Katakomben (2014): Kritik zum Found-Footage-Horror

Florian Erbach 14. September 2014 0
Katakomben (2014): Kritik zum Found-Footage-Horror

Die Alchemie gilt als Vorläufer der modernen Chemie und der Pharmakologie. Sie war wegbereitend für moderne Wissenschaften. Eines der populären Ziele dieser „Naturphilosophie“ war es, Gold aus anderen Metallen und durch wiederholbare Prozesse herzustellen. Kein mühsames Suchen und Abbauen mehr, sondern ein paar Zutaten zusammenmixen und fertig ist das Edelmetall. Wie wir wissen, wurde daraus nichts. Doch wer weiß, welche Geheimnisse die Alchemie mit der Verdrängung durch Chemie und andere Wissenschaften bis heute hütet? Haben die Meister der Alchemie uns vielleicht Dinge vorenthalten? Einem dieser Geheimnisse möchte Katakomben nachgehen.

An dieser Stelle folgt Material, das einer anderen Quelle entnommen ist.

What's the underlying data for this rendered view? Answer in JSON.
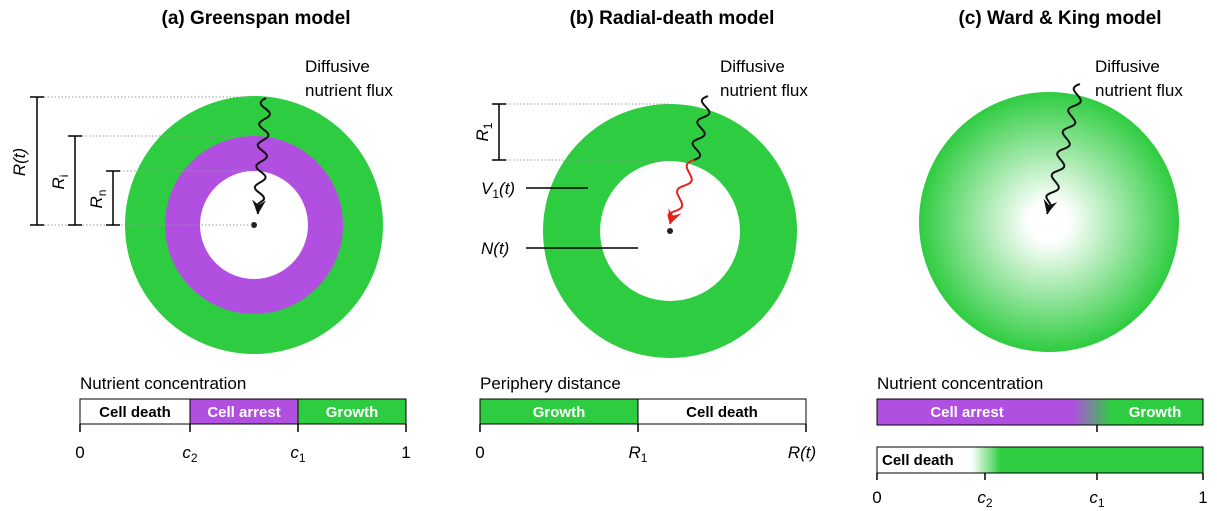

Katakomben (2014) erzählt die Geschichte von einer Gruppe von jungen Menschen, die eine geheime Kammer in den Katakomben von Paris vermuten. Dort durch unglückliche Umstände eingeschlossen, dringen sie immer tiefer in die Katakomben vor und müssen sich ihren Ängsten stellen. Ein Kampf um das Überleben beginnt und dabei ist nicht einmal die Panik oder der Mangel an Wasser und Nahrung das größte Problem…

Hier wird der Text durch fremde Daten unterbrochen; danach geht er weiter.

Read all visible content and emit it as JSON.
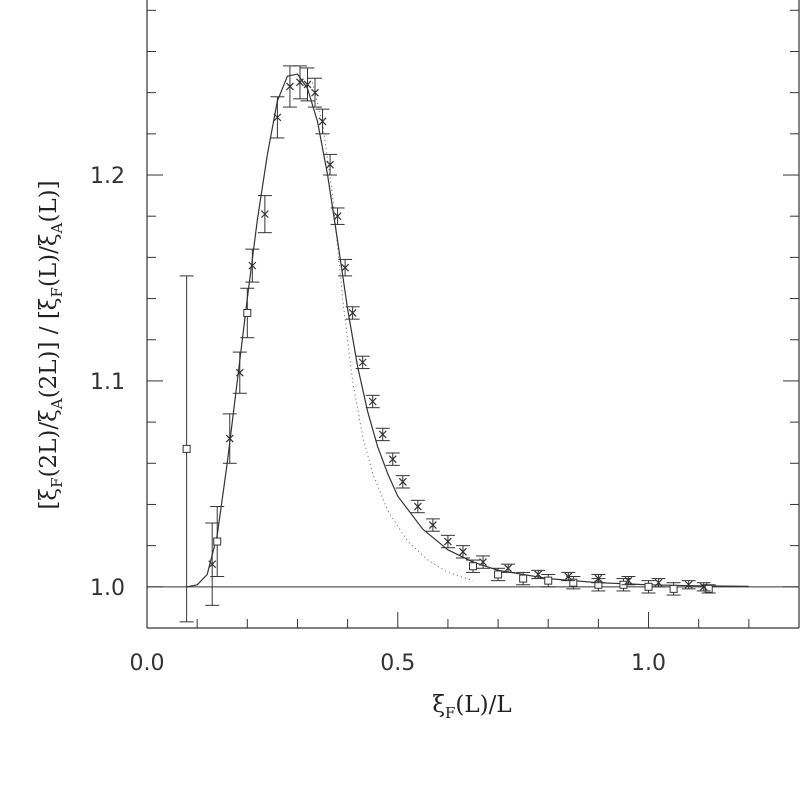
{
  "chart_data": {
    "type": "scatter",
    "xlabel": {
      "main": "ξ",
      "sub": "F",
      "rest": "(L)/L"
    },
    "ylabel": {
      "p1": "[ξ",
      "s1": "F",
      "p2": "(2L)/ξ",
      "s2": "A",
      "p3": "(2L)] / [ξ",
      "s3": "F",
      "p4": "(L)/ξ",
      "s4": "A",
      "p5": "(L)]"
    },
    "xlim": [
      0.0,
      1.3
    ],
    "ylim": [
      0.98,
      1.285
    ],
    "xticks": [
      {
        "v": 0.0,
        "label": "0.0"
      },
      {
        "v": 0.5,
        "label": "0.5"
      },
      {
        "v": 1.0,
        "label": "1.0"
      }
    ],
    "yticks": [
      {
        "v": 1.0,
        "label": "1.0"
      },
      {
        "v": 1.1,
        "label": "1.1"
      },
      {
        "v": 1.2,
        "label": "1.2"
      }
    ],
    "reference_line_y": 1.0,
    "fit_curve": {
      "x": [
        0.08,
        0.1,
        0.12,
        0.14,
        0.16,
        0.18,
        0.2,
        0.22,
        0.24,
        0.26,
        0.28,
        0.3,
        0.32,
        0.34,
        0.36,
        0.38,
        0.4,
        0.42,
        0.44,
        0.46,
        0.48,
        0.5,
        0.55,
        0.6,
        0.65,
        0.7,
        0.8,
        0.9,
        1.0,
        1.1,
        1.2
      ],
      "y": [
        1.0,
        1.001,
        1.006,
        1.025,
        1.06,
        1.1,
        1.14,
        1.178,
        1.21,
        1.236,
        1.248,
        1.249,
        1.242,
        1.226,
        1.2,
        1.168,
        1.135,
        1.107,
        1.085,
        1.068,
        1.055,
        1.044,
        1.028,
        1.018,
        1.012,
        1.008,
        1.004,
        1.002,
        1.001,
        1.0005,
        1.0002
      ]
    },
    "dotted_curve": {
      "x": [
        0.33,
        0.35,
        0.37,
        0.39,
        0.41,
        0.43,
        0.45,
        0.48,
        0.52,
        0.56,
        0.6,
        0.65
      ],
      "y": [
        1.245,
        1.225,
        1.19,
        1.14,
        1.1,
        1.073,
        1.055,
        1.037,
        1.022,
        1.013,
        1.007,
        1.003
      ]
    },
    "series": [
      {
        "marker": "square",
        "points": [
          {
            "x": 0.079,
            "y": 1.067,
            "err": 0.084
          },
          {
            "x": 0.14,
            "y": 1.022,
            "err": 0.017
          },
          {
            "x": 0.2,
            "y": 1.133,
            "err": 0.012
          },
          {
            "x": 0.65,
            "y": 1.01,
            "err": 0.003
          },
          {
            "x": 0.7,
            "y": 1.006,
            "err": 0.003
          },
          {
            "x": 0.75,
            "y": 1.004,
            "err": 0.003
          },
          {
            "x": 0.8,
            "y": 1.003,
            "err": 0.003
          },
          {
            "x": 0.85,
            "y": 1.002,
            "err": 0.003
          },
          {
            "x": 0.9,
            "y": 1.001,
            "err": 0.003
          },
          {
            "x": 0.95,
            "y": 1.001,
            "err": 0.003
          },
          {
            "x": 1.0,
            "y": 1.0,
            "err": 0.003
          },
          {
            "x": 1.05,
            "y": 0.999,
            "err": 0.003
          },
          {
            "x": 1.12,
            "y": 0.999,
            "err": 0.002
          }
        ]
      },
      {
        "marker": "cross",
        "points": [
          {
            "x": 0.13,
            "y": 1.011,
            "err": 0.02
          },
          {
            "x": 0.165,
            "y": 1.072,
            "err": 0.012
          },
          {
            "x": 0.185,
            "y": 1.104,
            "err": 0.01
          },
          {
            "x": 0.21,
            "y": 1.156,
            "err": 0.008
          },
          {
            "x": 0.235,
            "y": 1.181,
            "err": 0.009
          },
          {
            "x": 0.26,
            "y": 1.228,
            "err": 0.01
          },
          {
            "x": 0.285,
            "y": 1.243,
            "err": 0.01
          },
          {
            "x": 0.305,
            "y": 1.245,
            "err": 0.008
          },
          {
            "x": 0.32,
            "y": 1.244,
            "err": 0.008
          },
          {
            "x": 0.335,
            "y": 1.24,
            "err": 0.007
          },
          {
            "x": 0.35,
            "y": 1.226,
            "err": 0.006
          },
          {
            "x": 0.365,
            "y": 1.205,
            "err": 0.005
          },
          {
            "x": 0.38,
            "y": 1.18,
            "err": 0.004
          },
          {
            "x": 0.395,
            "y": 1.155,
            "err": 0.004
          },
          {
            "x": 0.41,
            "y": 1.133,
            "err": 0.003
          },
          {
            "x": 0.43,
            "y": 1.109,
            "err": 0.003
          },
          {
            "x": 0.45,
            "y": 1.09,
            "err": 0.003
          },
          {
            "x": 0.47,
            "y": 1.074,
            "err": 0.003
          },
          {
            "x": 0.49,
            "y": 1.062,
            "err": 0.003
          },
          {
            "x": 0.51,
            "y": 1.051,
            "err": 0.003
          },
          {
            "x": 0.54,
            "y": 1.039,
            "err": 0.003
          },
          {
            "x": 0.57,
            "y": 1.03,
            "err": 0.003
          },
          {
            "x": 0.6,
            "y": 1.022,
            "err": 0.003
          },
          {
            "x": 0.63,
            "y": 1.017,
            "err": 0.003
          },
          {
            "x": 0.67,
            "y": 1.012,
            "err": 0.003
          },
          {
            "x": 0.72,
            "y": 1.009,
            "err": 0.002
          },
          {
            "x": 0.78,
            "y": 1.006,
            "err": 0.002
          },
          {
            "x": 0.84,
            "y": 1.005,
            "err": 0.002
          },
          {
            "x": 0.9,
            "y": 1.004,
            "err": 0.002
          },
          {
            "x": 0.96,
            "y": 1.003,
            "err": 0.002
          },
          {
            "x": 1.02,
            "y": 1.002,
            "err": 0.002
          },
          {
            "x": 1.08,
            "y": 1.001,
            "err": 0.002
          },
          {
            "x": 1.11,
            "y": 1.0,
            "err": 0.002
          }
        ]
      }
    ]
  }
}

Einer der besseren Found-Footage-Filme

Katakomben, welcher im Original noch „As Above, So Below“ genannt wird, ist ein typischer Vertreter des Found-Footage-Genre. Dabei ist Katakomben im Grunde gar kein „echter“ Found-Footage-Film. Mittlerweile ist es aber so, dass sobald „Wackelkameras“ und bewusst amateurhafte Kameraführung auftreten, wir von Found-Footage reden. Dazu gehört dann auch das obligatorische Reden und Agieren mit der Kamera. Damit soll Authentizität geschaffen werden und der Zuschauer soll zumindest das Gefühl haben, als könnten die Aufnahmen echt sein.

As Above So Below Symbol

As Above, So Below

Die Geschichte um Scarlett (Perdita Weeks), der Suche ihres Vaters und schließlich dem entscheidenden Hinweis, der sie letztlich in die Katakomben von Paris führt, wirkt nicht sonderlich spannend oder außergewöhnlich erzählt. Eine typische Horror-Rahmengeschichte, die den Zuschauer lediglich behutsam in die Katakomben führt. Denn sobald wir mit Helmkamera und Taschenlampe in den Katakomben unterwegs sind, entwickelt sich eine durchaus spannende und beklemmende Atmosphäre. Katakomben kommt vor allem diese klaustrophobische Atmosphäre zu Gute, die durch den Found-Footage-Charakter noch verstärkt wird. Regisseur John Erick Dowdle, der unter anderem auch Devil: Fahrstuhl zur Hölle oder Quarantäne inszeniert hat, versteht es, die Dunkelheit und enge Räume zu nutzen. Jederzeit kann etwas passieren und sogenannte „Jumpscares“ (plötzliche Schreckmomente) lassen einen im Kinosaal zusammenzucken. Leider wirkt auch im zweiten Teil die Geschichte nicht sonderlich durchdacht und ein paar Momente, die Stirnrunzeln verursachen, gibt es auch da. Doch dafür schlägt das Herz in einigen Szenen um einiges höher und darauf kommt es doch letztlich an. Katakomben ist nicht übermäßig blutig, hat aber seine Momente, die einen schlucken lassen.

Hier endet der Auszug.